Saya kemudian menyisir ke Jalan Jembatan Merah. Gedung Singa. Pada masa Pemerintahan Belanda dulu namanya Algemeene. Dirancang oleh arsitek H.P Berlage. Di situ, memberapa pekeja masih melakukan pengecaran.
Aktivitas yang agak ramai terlihat di Taman Jayengrono, namanya kini Taman Sejarah. Taman itu telah direvitalisasi. Jauh lebih bersih dan punya ruang terbuka. Beberapa literatur sejarah Pertemuan Surabaya dengan bingkai juga dipasang di sana.
Â
Di Taman Sejarah juga ada replika mobil Buick, mobil milik AWS Mallaby yang terbakar. Replika kendaraan itu sengaja dibangun untuk mengenang peristiwa 30 Oktober 1945 silam.

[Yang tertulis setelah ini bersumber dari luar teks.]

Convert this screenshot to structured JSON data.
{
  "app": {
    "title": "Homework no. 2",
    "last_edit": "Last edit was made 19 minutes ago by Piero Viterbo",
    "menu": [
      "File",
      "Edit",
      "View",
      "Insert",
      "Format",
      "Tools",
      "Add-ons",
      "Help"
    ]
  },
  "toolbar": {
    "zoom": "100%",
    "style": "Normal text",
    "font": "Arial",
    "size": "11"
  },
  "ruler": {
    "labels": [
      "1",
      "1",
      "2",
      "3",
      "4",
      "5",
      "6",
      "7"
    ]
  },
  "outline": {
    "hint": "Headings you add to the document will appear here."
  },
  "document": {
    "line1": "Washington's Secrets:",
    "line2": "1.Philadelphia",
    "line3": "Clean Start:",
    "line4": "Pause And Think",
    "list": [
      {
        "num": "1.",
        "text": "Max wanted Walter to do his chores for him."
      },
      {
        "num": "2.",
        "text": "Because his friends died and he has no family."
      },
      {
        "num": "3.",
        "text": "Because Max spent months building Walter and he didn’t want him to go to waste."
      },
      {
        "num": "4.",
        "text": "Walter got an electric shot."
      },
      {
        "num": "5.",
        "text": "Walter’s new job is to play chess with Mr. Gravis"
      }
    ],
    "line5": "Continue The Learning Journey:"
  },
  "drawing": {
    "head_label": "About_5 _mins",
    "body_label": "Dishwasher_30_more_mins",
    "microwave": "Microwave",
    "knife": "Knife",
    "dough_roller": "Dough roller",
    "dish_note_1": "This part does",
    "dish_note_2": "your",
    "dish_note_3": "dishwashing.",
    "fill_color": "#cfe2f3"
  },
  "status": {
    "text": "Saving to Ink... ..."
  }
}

Di sebelahnya ada Gedung Internatio. Lokasi ini paling ramai dikunjungi masyarakat. Banyak orang berfoto di sini. Terlebih spot foto dengan Gedung Cerutu yang digunakan ditempati kantor perusahaan gula (Java Sugar Syndicate).
Saya juga menyempatkan melihat ke Penjara Kalisosok. Kondisi bangunan bersejarah ini masih terlihat lusuh. Pedestriannya juga belum ditata baik,
***
Kendati sudah banyak perubahan, namun beberapa pekerjaan rumah (PR) yang harus diselesaikan dari keberadaan Kota Lama Surabaya Zona Eropa ini.
Pertama, perlunya literasi lebih luas terkait Kota Lama Surabaya. Ini terkait dengan klasifikasi zona Eropa, Pecinan, Melayu dan Arab yang dilakukan di Pemerintahan Hindia Belanda
"Klasifikasi belum menyentuh batas-batas wilayah sesungguhnya," cetus Nanang Purwono, ketua Komunitas Rajapatni.
Nanang menyebutkan, selain empat etnis itu, ada etnis Jawa yang sudah ada sebelum Belanda datang ke Indonesia. Mereka ini juga punya andil besar dalam pembangunan peradaban di Surabaya.
Kedua, hingga sekarang keberadaan gedung-gedung bersejarah ini masih banyak yang menjadi "museum". Tidak ada aktivitas yang berlangsung di sana.